El «salón» era un cuartucho situado entre el minúsculo recibidor y el pasillo que daba acceso a las habitaciones de la primera planta. En él había una mesita baja rectangular sobre una alfombra tan ajada como superflua, y un par de sillones colocados al azar o desplazados por el uso. Comprobé que el desayuno que uno podía tomarse fuera de horas de comedor consistía en café frío y una caja de pastas de una marca extranjera que no conocía y que nadie se atrevió a tocar en los días que pasé en aquel hospedaje.

—No hay minibar en las habitaciones, pero no me importa si quieres traer comida de fuera. Casi mejor, porque nadie come aquí, y si quieres el servicio tenemos que cocinar expresamente para ti. —Esto lo aclaró mientras levantaba al fin la vista de la fotocopia y me clavaba una mirada con la que parecía desafiarme.

—No será necesario, comeré por ahí —contesté, vencido.

Entonces apartó la vista de nuevo, se tomó un instante para comprobar que los datos estaban transcritos correctamente y me devolvió el carné para, a continuación, hacerme entrega de una llave que se sacó del bolsillo de su delantal de faena.

Detrás del mostrador no había compartimentos para los juegos de llaves.

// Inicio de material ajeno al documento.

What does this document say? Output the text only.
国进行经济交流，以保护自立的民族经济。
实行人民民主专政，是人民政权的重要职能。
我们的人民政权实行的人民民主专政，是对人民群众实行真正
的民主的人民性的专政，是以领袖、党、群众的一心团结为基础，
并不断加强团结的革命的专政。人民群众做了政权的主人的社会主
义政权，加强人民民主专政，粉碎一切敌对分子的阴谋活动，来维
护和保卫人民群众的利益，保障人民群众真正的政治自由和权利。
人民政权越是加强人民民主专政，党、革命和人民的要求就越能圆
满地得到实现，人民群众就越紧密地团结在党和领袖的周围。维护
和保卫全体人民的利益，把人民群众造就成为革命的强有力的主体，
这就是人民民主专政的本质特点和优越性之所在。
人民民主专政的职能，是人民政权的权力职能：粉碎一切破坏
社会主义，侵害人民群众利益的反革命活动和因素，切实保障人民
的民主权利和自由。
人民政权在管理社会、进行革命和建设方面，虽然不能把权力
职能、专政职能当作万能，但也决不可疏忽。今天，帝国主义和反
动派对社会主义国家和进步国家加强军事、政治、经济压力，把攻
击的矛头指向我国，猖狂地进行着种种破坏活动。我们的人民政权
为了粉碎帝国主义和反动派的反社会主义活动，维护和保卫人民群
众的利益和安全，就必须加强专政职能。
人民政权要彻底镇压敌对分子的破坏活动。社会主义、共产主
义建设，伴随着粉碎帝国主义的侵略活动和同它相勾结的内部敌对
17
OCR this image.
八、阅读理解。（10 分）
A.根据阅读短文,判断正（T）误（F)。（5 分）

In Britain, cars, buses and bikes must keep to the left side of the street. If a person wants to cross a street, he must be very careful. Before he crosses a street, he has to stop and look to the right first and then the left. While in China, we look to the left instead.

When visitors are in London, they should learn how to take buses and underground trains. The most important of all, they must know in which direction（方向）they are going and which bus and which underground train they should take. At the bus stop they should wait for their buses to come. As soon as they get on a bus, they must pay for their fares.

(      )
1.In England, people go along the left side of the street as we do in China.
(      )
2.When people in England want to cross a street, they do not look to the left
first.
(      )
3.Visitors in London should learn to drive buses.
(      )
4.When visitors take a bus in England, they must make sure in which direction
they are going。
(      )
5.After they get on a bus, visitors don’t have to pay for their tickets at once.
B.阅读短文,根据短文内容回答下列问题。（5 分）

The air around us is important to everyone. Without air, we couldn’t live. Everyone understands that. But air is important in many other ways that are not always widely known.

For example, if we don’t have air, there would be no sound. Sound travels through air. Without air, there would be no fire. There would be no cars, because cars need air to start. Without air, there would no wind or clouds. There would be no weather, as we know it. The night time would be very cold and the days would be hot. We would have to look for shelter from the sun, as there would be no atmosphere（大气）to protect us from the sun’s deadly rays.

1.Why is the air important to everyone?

—Si sales, te puedes llevar la llave. Si la dejas aquí que sea porque no tienes previsto llegar de madrugada, no me levanto para abrir a nadie. La habitación está subiendo por la escalera que hay al fondo del pasillo de esta planta.

Asentí, di las gracias sin atreverme a replicar ninguna de sus instrucciones, sin intención de pedirle que me acompañara, y desaparecí deglutido por la laringe del pasillo, que me masticó después con los dientes de su estrecha escalera y me escupió al piso de arriba con un desdén heredado de la mujer que acababa de atenderme.